Duygu yüklü paylaşımında, olaydan duyduğu üzüntüyü ve beldede sağlık kurumu olmamasını “Kandilli adına asla kabul edilemez, hatta Kandilli adına yüz karası…” olarak niteleyen Önder, yazısını şöyle tamamladı:
Çocukluğunu Kandilli’de(Armutçuk ) geçirmiş biri olarak, madende yaşanan kaza beni fazlasıyla üzdü. Çok gerilere 60’lı – 70’li yıllarda grizu kazaları yaşayan, yüzlerce maden şehidi veren, bir o kadar da yaralıların madenden çıkarıldığı, ambulans sesleri ile çığlıkların birbirine karıştığı o yıllarıma götürdü beni.

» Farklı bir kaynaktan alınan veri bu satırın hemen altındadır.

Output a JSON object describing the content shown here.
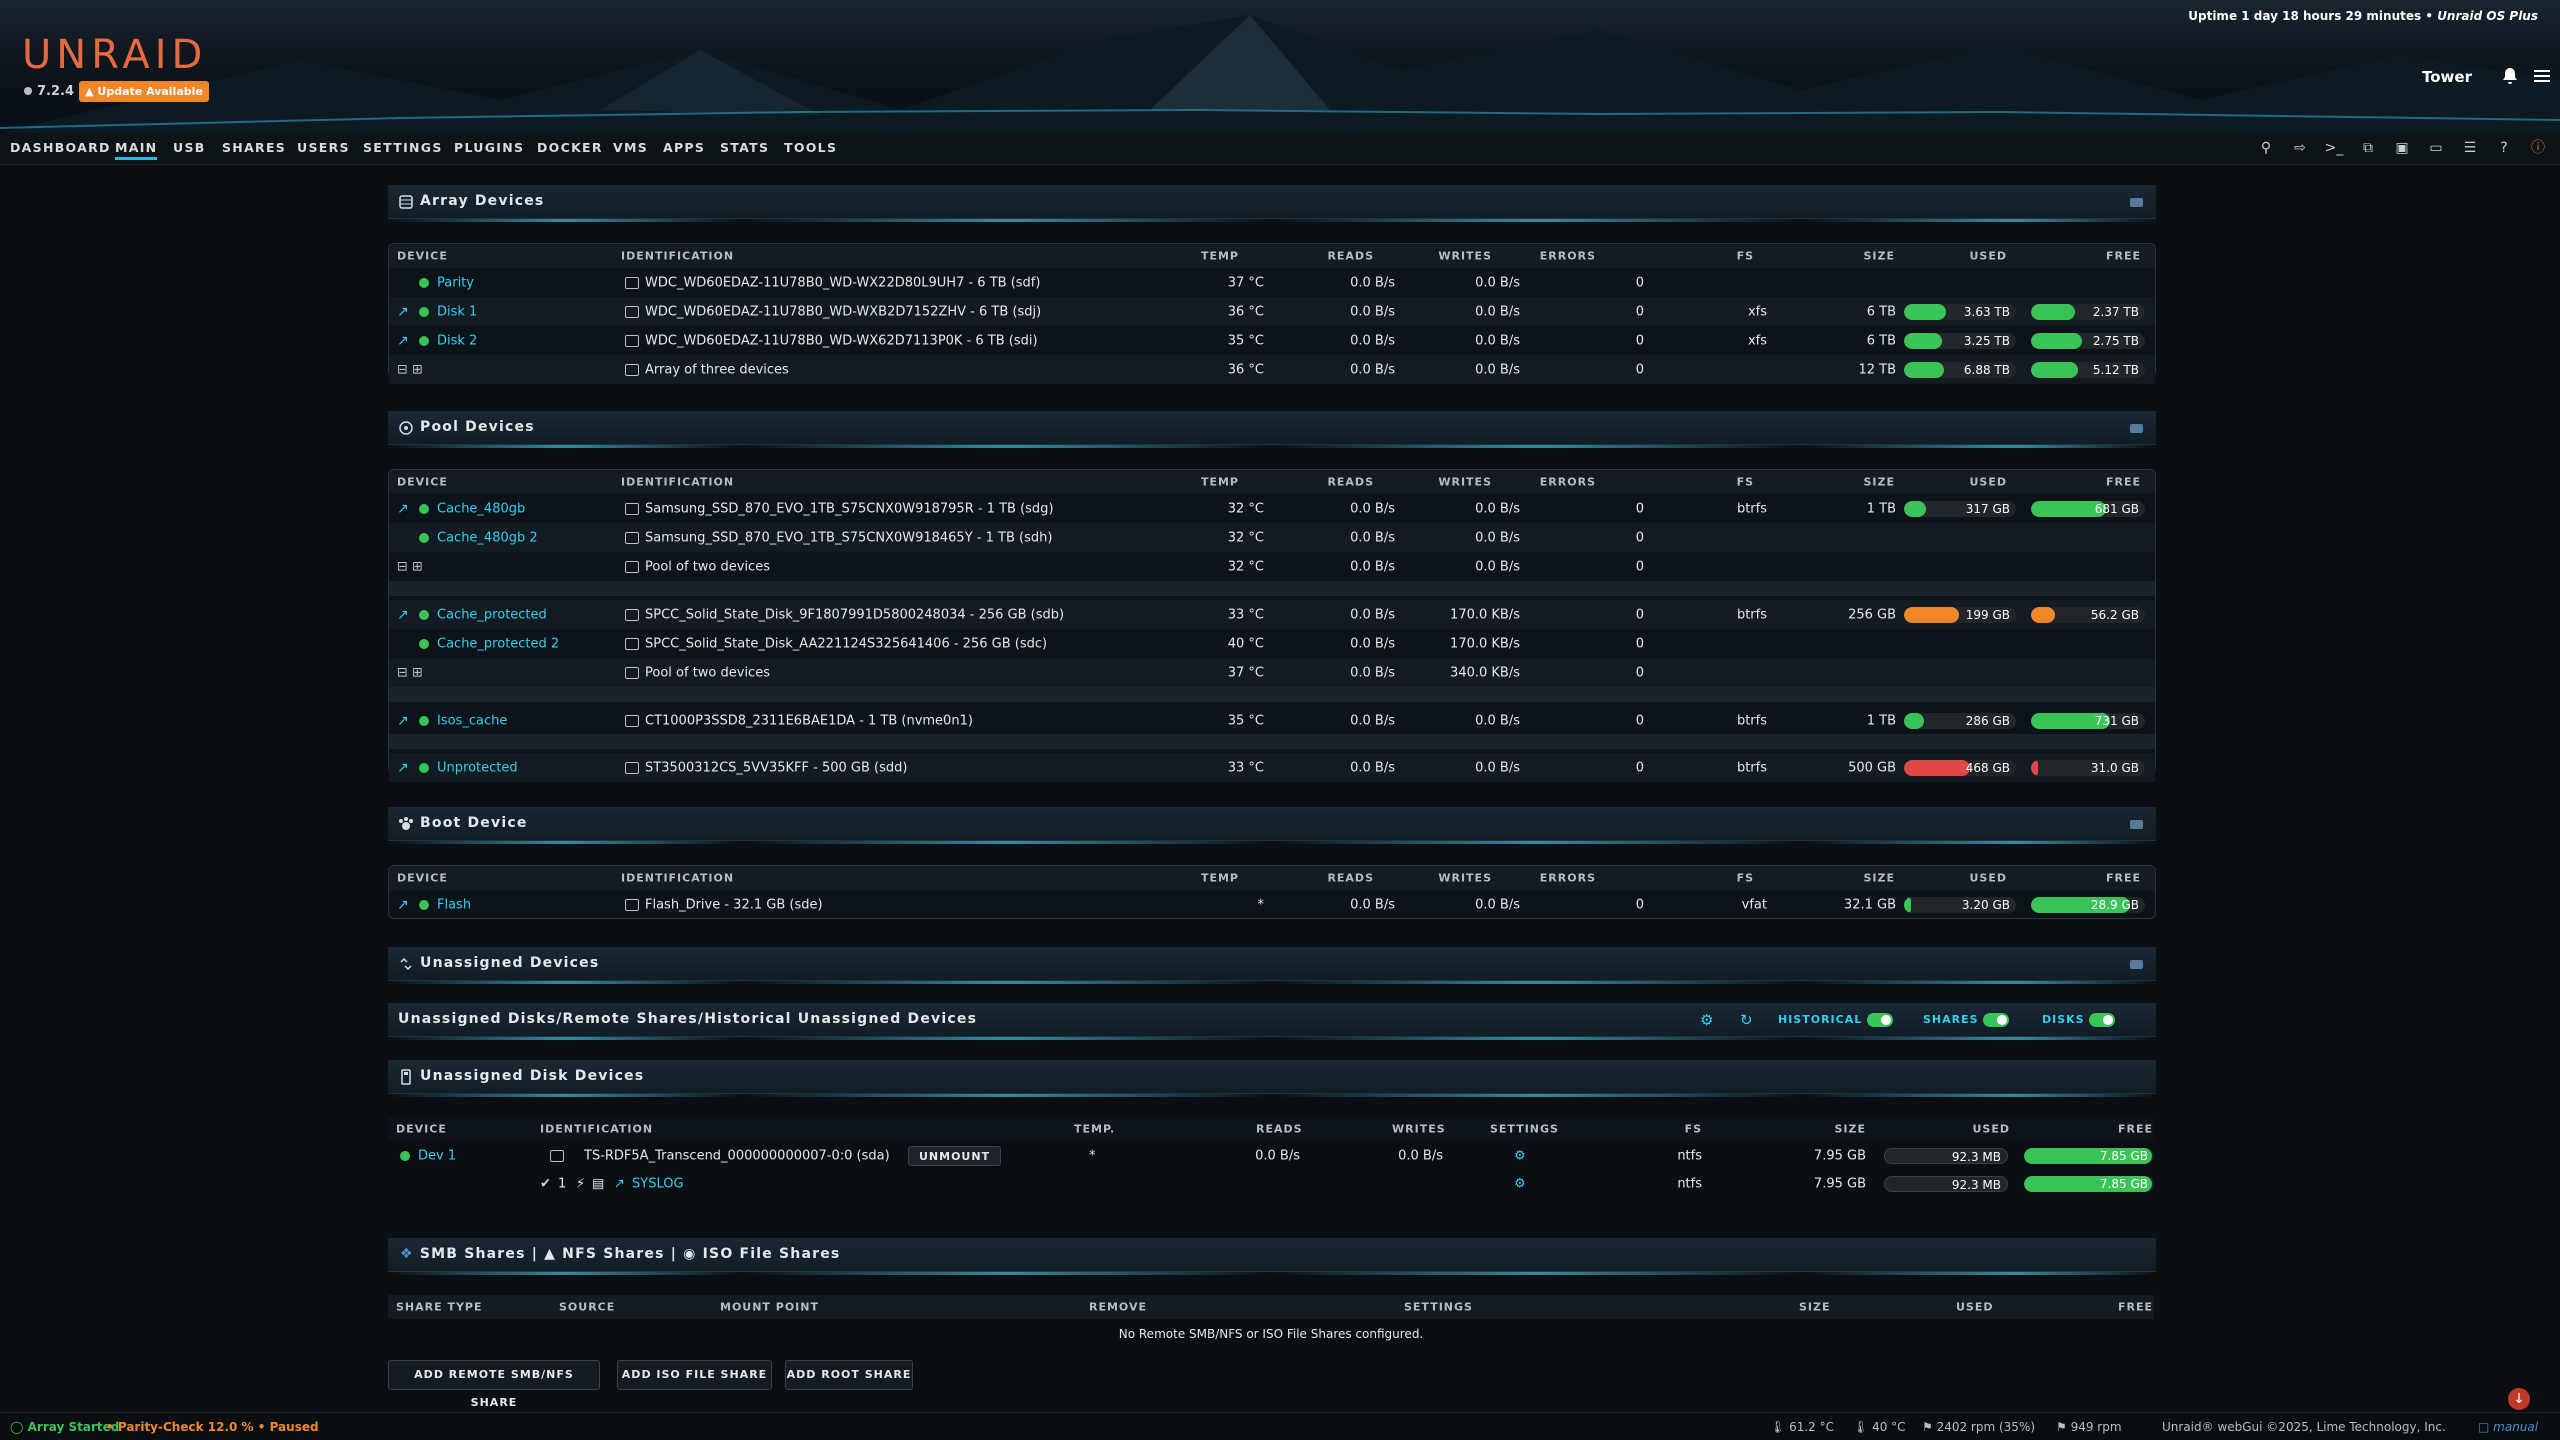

Kandilli’de içinde ameliyathanesi de olan bir hastane vardı o yıllarda… Ereğli’den Kandilli’ye ameliyata hastaların geldiğini hatırlıyorum… Maden kazalarında ilk müdahale Armutçuk Hastanesinde yapılır, çok ciddi olmadığı sürece tedaviye bu hastanede devam edilirdi. 80’li yıllarda hastane bir daha Kandilli’ye sağlık kurumu açılmamak üzere kapatıldı.
Daha önceki maden kazalarında yaşadığımız gibi bu kazada da Kandilli sınıfta kaldı! Maden ocağı gibi çok ciddi bir iş alanının bulunduğu Kandilli’de var olan bir hastanenin kapatılması, ilk müdahalenin bile yapılabilecek bir sağlık kurumunun olmaması Kandilli adına asla kabul edilemez, hatta Kandilli adına yüz karası…
Aslolan maden kazalarını tümüyle ortadan kaldırmak, ancak bunun yanında kaza olduğunda da erken müdahalede bulunabilecek sağlık kurumunun yok edilmesi yerine, bu kurumların yaşatılması ve kurumların modernize edilmesidir.”